Zu wissen, wie viele Kalorien Sie täglich benötigen, ist eine der Grundlagen gesunder Ernährung. Diese Zahl ist jedoch für jeden unterschiedlich – Geschlecht, Alter, Größe, Gewicht und Aktivitätsniveau spielen eine Rolle.

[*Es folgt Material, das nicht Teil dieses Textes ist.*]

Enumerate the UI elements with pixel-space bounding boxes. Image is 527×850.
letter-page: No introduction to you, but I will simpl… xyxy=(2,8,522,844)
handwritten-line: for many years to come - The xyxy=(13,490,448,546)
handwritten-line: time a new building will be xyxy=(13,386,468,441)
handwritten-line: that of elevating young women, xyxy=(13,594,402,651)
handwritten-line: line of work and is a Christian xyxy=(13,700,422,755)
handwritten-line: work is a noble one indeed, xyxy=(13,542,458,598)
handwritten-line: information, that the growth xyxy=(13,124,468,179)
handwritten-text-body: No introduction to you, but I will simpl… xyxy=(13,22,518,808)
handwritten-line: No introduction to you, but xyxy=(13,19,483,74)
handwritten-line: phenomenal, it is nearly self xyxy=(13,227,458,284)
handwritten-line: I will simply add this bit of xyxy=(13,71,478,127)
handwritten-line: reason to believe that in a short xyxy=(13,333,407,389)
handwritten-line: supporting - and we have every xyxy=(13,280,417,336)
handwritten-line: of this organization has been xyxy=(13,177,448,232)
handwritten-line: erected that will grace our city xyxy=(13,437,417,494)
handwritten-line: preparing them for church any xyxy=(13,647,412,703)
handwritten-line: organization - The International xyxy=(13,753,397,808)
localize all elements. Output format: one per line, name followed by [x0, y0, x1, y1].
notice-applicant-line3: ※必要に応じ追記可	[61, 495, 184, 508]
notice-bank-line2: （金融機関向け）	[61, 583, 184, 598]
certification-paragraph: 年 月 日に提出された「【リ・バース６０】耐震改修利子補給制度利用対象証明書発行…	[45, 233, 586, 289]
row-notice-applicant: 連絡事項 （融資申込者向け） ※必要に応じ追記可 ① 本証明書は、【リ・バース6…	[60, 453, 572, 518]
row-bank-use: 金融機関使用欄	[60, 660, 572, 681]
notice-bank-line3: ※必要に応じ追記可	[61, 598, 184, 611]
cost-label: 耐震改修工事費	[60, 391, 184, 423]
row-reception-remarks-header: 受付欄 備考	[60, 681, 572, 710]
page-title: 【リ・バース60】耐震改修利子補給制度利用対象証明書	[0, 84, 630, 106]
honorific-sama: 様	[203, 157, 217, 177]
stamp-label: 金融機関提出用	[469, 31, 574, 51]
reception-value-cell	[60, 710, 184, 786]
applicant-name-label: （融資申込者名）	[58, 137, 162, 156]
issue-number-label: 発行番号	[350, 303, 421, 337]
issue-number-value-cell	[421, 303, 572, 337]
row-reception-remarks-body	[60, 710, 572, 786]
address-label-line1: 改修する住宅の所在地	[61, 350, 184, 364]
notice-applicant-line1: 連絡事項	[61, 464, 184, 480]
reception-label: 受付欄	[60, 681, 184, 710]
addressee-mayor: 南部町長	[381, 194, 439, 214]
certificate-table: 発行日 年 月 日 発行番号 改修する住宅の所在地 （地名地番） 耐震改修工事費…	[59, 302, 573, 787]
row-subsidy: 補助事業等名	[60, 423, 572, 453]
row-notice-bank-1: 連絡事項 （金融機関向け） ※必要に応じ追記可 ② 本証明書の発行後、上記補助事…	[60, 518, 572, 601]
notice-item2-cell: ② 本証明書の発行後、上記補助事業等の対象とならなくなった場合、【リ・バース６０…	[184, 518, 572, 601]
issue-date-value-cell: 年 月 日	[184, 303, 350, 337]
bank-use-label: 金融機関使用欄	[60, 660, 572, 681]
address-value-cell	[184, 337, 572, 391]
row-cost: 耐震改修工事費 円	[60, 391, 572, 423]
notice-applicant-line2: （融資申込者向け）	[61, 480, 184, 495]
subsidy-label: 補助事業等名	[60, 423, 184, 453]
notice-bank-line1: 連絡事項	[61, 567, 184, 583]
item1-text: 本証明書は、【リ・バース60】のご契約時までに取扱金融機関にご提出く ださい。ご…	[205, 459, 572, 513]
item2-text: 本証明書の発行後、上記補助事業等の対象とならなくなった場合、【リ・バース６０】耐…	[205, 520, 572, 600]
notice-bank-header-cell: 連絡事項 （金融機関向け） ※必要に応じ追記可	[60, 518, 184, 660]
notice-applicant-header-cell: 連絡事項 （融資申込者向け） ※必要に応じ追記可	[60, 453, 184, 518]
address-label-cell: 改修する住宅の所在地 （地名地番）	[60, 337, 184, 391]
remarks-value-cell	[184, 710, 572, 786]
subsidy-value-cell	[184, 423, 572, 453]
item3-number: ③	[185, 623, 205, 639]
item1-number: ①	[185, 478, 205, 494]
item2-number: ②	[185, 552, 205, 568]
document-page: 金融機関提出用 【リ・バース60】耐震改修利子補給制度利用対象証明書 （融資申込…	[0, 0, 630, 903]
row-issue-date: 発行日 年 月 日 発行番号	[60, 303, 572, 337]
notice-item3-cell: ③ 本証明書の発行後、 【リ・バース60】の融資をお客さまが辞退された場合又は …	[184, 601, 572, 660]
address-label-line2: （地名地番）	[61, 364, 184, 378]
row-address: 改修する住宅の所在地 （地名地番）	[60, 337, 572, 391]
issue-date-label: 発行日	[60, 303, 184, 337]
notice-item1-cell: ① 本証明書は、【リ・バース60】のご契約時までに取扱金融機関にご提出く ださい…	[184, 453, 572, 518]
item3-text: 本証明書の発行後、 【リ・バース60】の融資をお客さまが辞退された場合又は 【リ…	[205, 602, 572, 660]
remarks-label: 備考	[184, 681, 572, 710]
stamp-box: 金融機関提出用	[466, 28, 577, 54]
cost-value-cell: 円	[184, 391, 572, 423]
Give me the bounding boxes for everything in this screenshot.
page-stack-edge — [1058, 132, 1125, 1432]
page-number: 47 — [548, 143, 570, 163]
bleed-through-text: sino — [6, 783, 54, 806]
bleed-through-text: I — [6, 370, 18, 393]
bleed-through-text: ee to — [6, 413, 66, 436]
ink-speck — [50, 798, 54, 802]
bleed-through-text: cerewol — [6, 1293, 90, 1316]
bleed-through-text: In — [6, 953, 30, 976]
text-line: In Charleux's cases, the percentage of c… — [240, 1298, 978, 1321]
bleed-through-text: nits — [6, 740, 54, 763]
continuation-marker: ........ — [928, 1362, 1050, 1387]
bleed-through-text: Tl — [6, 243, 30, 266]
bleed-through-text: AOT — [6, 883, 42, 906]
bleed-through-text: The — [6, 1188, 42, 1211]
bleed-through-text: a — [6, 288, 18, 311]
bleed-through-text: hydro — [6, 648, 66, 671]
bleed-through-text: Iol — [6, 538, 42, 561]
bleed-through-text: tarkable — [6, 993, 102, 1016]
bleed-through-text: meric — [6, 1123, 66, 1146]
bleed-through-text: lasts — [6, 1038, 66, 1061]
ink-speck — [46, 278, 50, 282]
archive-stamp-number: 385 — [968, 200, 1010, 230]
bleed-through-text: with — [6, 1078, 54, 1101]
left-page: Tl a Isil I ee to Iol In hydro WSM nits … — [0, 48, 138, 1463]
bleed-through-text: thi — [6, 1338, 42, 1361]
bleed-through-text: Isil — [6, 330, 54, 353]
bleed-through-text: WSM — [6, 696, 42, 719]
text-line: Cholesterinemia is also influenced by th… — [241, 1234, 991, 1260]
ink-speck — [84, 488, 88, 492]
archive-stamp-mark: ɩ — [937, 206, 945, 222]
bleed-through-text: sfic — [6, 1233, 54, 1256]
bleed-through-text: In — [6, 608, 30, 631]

Was ist der Grundumsatz (BMR)?
Der BMR (Basal Metabolic Rate) ist die Kalorienmenge, die Ihr Körper im Ruhezustand verbraucht. Die Mifflin-St.-Jeor-Gleichung ist die genaueste Methode:
- Männer: (10 × kg) + (6,25 × cm) − (5 × Alter) + 5
- Frauen: (10 × kg) + (6,25 × cm) − (5 × Alter) − 161
TDEE: Gesamter täglicher Energieverbrauch
Multiplizieren Sie Ihren BMR mit einem Aktivitätsfaktor: sitzend ×1,2; leicht aktiv ×1,375; mäßig aktiv ×1,55; sehr aktiv ×1,725.
Anpassung nach Ihrem Ziel
- Abnehmen: TDEE − 300–500 Kalorien
- Gewicht halten: TDEE
- Zunehmen: TDEE + 250–500 Kalorien
Gehen Sie nicht unter 1.200 kcal (Frauen) oder 1.500 kcal (Männer) ohne ärztliche Aufsicht.
Makronährstoffverteilung
- Kohlenhydrate: 45–55 %
- Protein: 20–30 %
- Fett: 20–30 %
Müssen Sie Kalorien zählen?
Nein. Kalorienzählen ist ein Werkzeug, keine Pflicht. Lernen Sie Portionsgrößen einzuschätzen und hören Sie auf Ihre Hunger- und Sättigungssignale – das ist langfristig nachhaltiger.